Jonathan junior’s great work was not a map of Lancaster, though he did make one, but actually a two volume work “The Miseries and Beauties of Ireland”  Jonathan Binns 1837 which is fascinating, and, with hindsight, slightly heart-breaking at the same time. It’s in part an account of two years travelling round Ireland, and in part a description of poverty in Ireland, and also very practical plans and suggestion to improve agriculture, and alleviate that poverty.

It’s a tragedy he wasn’t listened to more.

 

Quaker Petition to Parliament for the abolition of the slave trade 1783

Transcription from the Yearly Meeting minutes (Volume 17/298 – 307)

To the Commons of Great Britain, in Parliament assembled.

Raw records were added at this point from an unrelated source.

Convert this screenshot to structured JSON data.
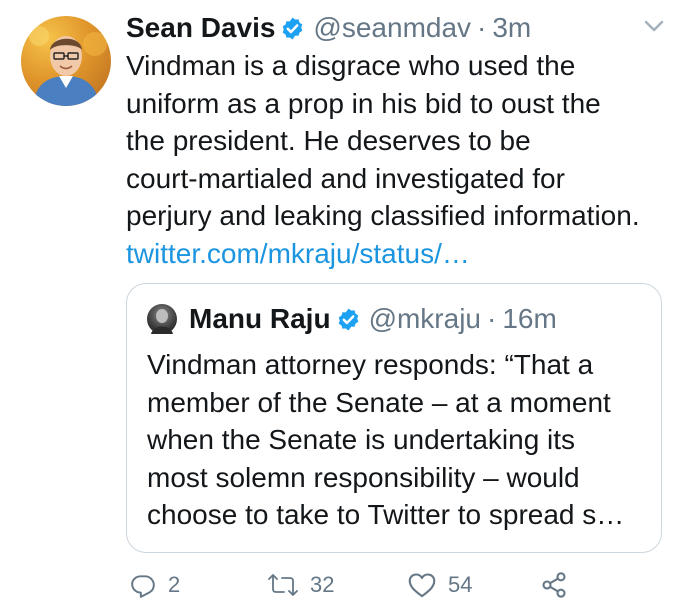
{
  "tweet": {
    "author_name": "Sean Davis",
    "handle": "@seanmdav",
    "separator": "·",
    "time": "3m",
    "text": "Vindman is a disgrace who used the\nuniform as a prop in his bid to oust the\nthe president. He deserves to be\ncourt-martialed and investigated for\nperjury and leaking classified information.",
    "link": "twitter.com/mkraju/status/…",
    "icons": {
      "verified": "verified-badge-icon",
      "menu": "chevron-down-icon"
    },
    "colors": {
      "link": "#1b95e0",
      "verified": "#1da1f2",
      "muted": "#657786"
    }
  },
  "quote": {
    "author_name": "Manu Raju",
    "handle": "@mkraju",
    "separator": "·",
    "time": "16m",
    "text": "Vindman attorney responds: “That a\nmember of the Senate – at a moment\nwhen the Senate is undertaking its\nmost solemn responsibility – would\nchoose to take to Twitter to spread s…"
  },
  "actions": {
    "reply_count": "2",
    "retweet_count": "32",
    "like_count": "54",
    "icons": [
      "reply-icon",
      "retweet-icon",
      "like-icon",
      "share-icon"
    ]
  }
}
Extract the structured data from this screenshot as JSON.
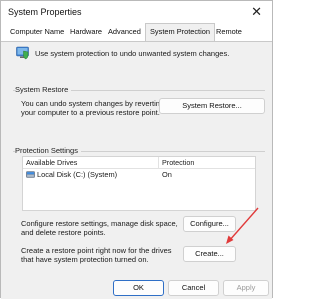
{
  "window": {
    "title": "System Properties",
    "close_glyph": "✕"
  },
  "tabs": [
    {
      "label": "Computer Name"
    },
    {
      "label": "Hardware"
    },
    {
      "label": "Advanced"
    },
    {
      "label": "System Protection"
    },
    {
      "label": "Remote"
    }
  ],
  "intro": {
    "text": "Use system protection to undo unwanted system changes.",
    "icon": "system-shield-icon"
  },
  "restore": {
    "group_label": "System Restore",
    "line1": "You can undo system changes by reverting",
    "line2": "your computer to a previous restore point.",
    "button": "System Restore..."
  },
  "protection": {
    "group_label": "Protection Settings",
    "headers": {
      "drives": "Available Drives",
      "protection": "Protection"
    },
    "rows": [
      {
        "drive": "Local Disk (C:) (System)",
        "protection": "On",
        "icon": "drive-icon"
      }
    ]
  },
  "configure": {
    "line1": "Configure restore settings, manage disk space,",
    "line2": "and delete restore points.",
    "button": "Configure..."
  },
  "create": {
    "line1": "Create a restore point right now for the drives",
    "line2": "that have system protection turned on.",
    "button": "Create..."
  },
  "footer": {
    "ok": "OK",
    "cancel": "Cancel",
    "apply": "Apply"
  },
  "colors": {
    "annotation_arrow": "#e03a3a",
    "window_bg": "#f0f0f0"
  }
}
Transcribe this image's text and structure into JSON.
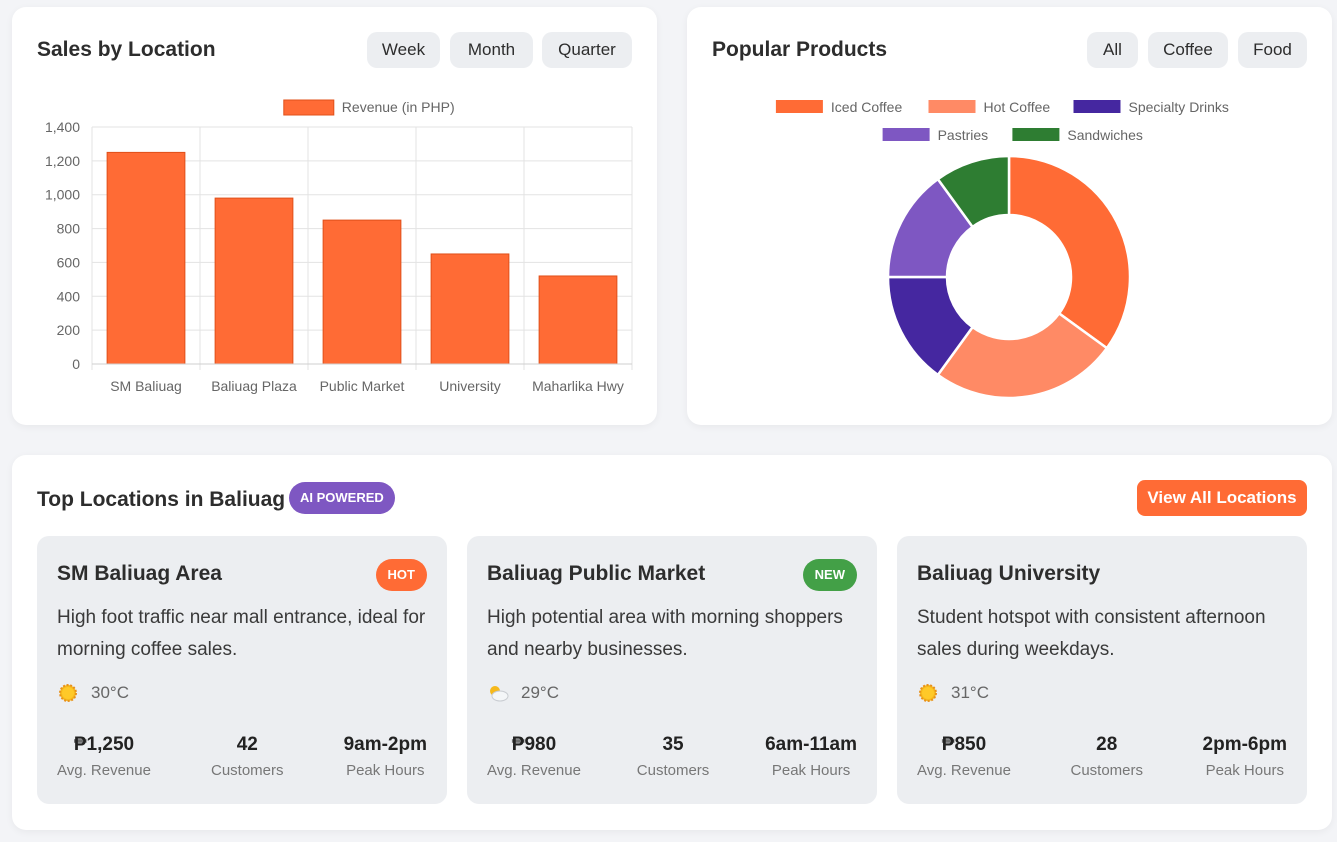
{
  "sales": {
    "title": "Sales by Location",
    "filters": [
      "Week",
      "Month",
      "Quarter"
    ]
  },
  "products": {
    "title": "Popular Products",
    "filters": [
      "All",
      "Coffee",
      "Food"
    ]
  },
  "locations": {
    "title": "Top Locations in Baliuag",
    "badge": "AI POWERED",
    "view_all_label": "View All Locations",
    "cards": [
      {
        "name": "SM Baliuag Area",
        "tag": "HOT",
        "tag_color": "#ff6b35",
        "description": "High foot traffic near mall entrance, ideal for morning coffee sales.",
        "weather_icon": "sun-icon",
        "temperature": "30°C",
        "stats": [
          {
            "value": "₱1,250",
            "label": "Avg. Revenue"
          },
          {
            "value": "42",
            "label": "Customers"
          },
          {
            "value": "9am-2pm",
            "label": "Peak Hours"
          }
        ]
      },
      {
        "name": "Baliuag Public Market",
        "tag": "NEW",
        "tag_color": "#43a047",
        "description": "High potential area with morning shoppers and nearby businesses.",
        "weather_icon": "partly-cloudy-icon",
        "temperature": "29°C",
        "stats": [
          {
            "value": "₱980",
            "label": "Avg. Revenue"
          },
          {
            "value": "35",
            "label": "Customers"
          },
          {
            "value": "6am-11am",
            "label": "Peak Hours"
          }
        ]
      },
      {
        "name": "Baliuag University",
        "tag": "",
        "tag_color": "",
        "description": "Student hotspot with consistent afternoon sales during weekdays.",
        "weather_icon": "sun-icon",
        "temperature": "31°C",
        "stats": [
          {
            "value": "₱850",
            "label": "Avg. Revenue"
          },
          {
            "value": "28",
            "label": "Customers"
          },
          {
            "value": "2pm-6pm",
            "label": "Peak Hours"
          }
        ]
      }
    ]
  },
  "chart_data": [
    {
      "type": "bar",
      "title": "",
      "categories": [
        "SM Baliuag",
        "Baliuag Plaza",
        "Public Market",
        "University",
        "Maharlika Hwy"
      ],
      "series": [
        {
          "name": "Revenue (in PHP)",
          "values": [
            1250,
            980,
            850,
            650,
            520
          ],
          "color": "#ff6b35"
        }
      ],
      "ylim": [
        0,
        1400
      ],
      "yticks": [
        0,
        200,
        400,
        600,
        800,
        1000,
        1200,
        1400
      ],
      "grid": true,
      "legend": "top"
    },
    {
      "type": "pie",
      "variant": "doughnut",
      "title": "",
      "labels": [
        "Iced Coffee",
        "Hot Coffee",
        "Specialty Drinks",
        "Pastries",
        "Sandwiches"
      ],
      "values": [
        35,
        25,
        15,
        15,
        10
      ],
      "colors": [
        "#ff6b35",
        "#ff8a65",
        "#4527a0",
        "#7e57c2",
        "#2e7d32"
      ],
      "legend": "top"
    }
  ]
}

The Petition of the People called Quakers,

Sheweth –

That your Petitioners met in this their annual assembly, having solemnly considered the state of the enslaved negroes, conceive themselves engaged in religious duty, to lay the suffering situation of that unhappy people before you, as a subject loudly calling for the humane interposition of the Legislature.

Your Petitioners regret, that a nation professing the Christian Faith, should so far counteract the principles of humanity and justice as by a cruel treatment of this oppressed race, to fill their minds with prejudices against the mild and beneficent doctrines of the Gospel.

Under the countenance of the laws of this country, many thousands of these our fellow-creatures, entitled to natural rights of mankind, are held, as personal property, in cruel bondage; and your Petitioners being informed, that a Bill for the regulation of the African trade is now before the House, containing a clause which restrains the officers of the African Company from exporting Negroes. Your Petitioners, deeply affected with a consideration of the rapine, oppression, and bloodshed attending this traffic, humbly request that this restriction may be extended to all persons whatsoever, or that the House would grant such other relief in the premises, as in its wisdom may seem meet.

Signed in and on behalf of our yearly meeting, held in London, the 16th day of 6th month, 1783.

 

Petition from London Yearly Meeting of the Society of Friends, presented to Parliament on 16 June 1783

The petition that the Yearly Meeting sent to Parliament is transcribed in both the Yearly Meeting minutes (Volume 17/298 – 307) and Meeting for Sufferings minutes (Volume 36/ 408 – 413).  This transcript is from the Yearly Meeting minutes.

This was the first petition made to Parliament and was signed by 273 Quaker members, including William Rathbone, Dr Jonathan Binns, and Samuel Hoare Jnr.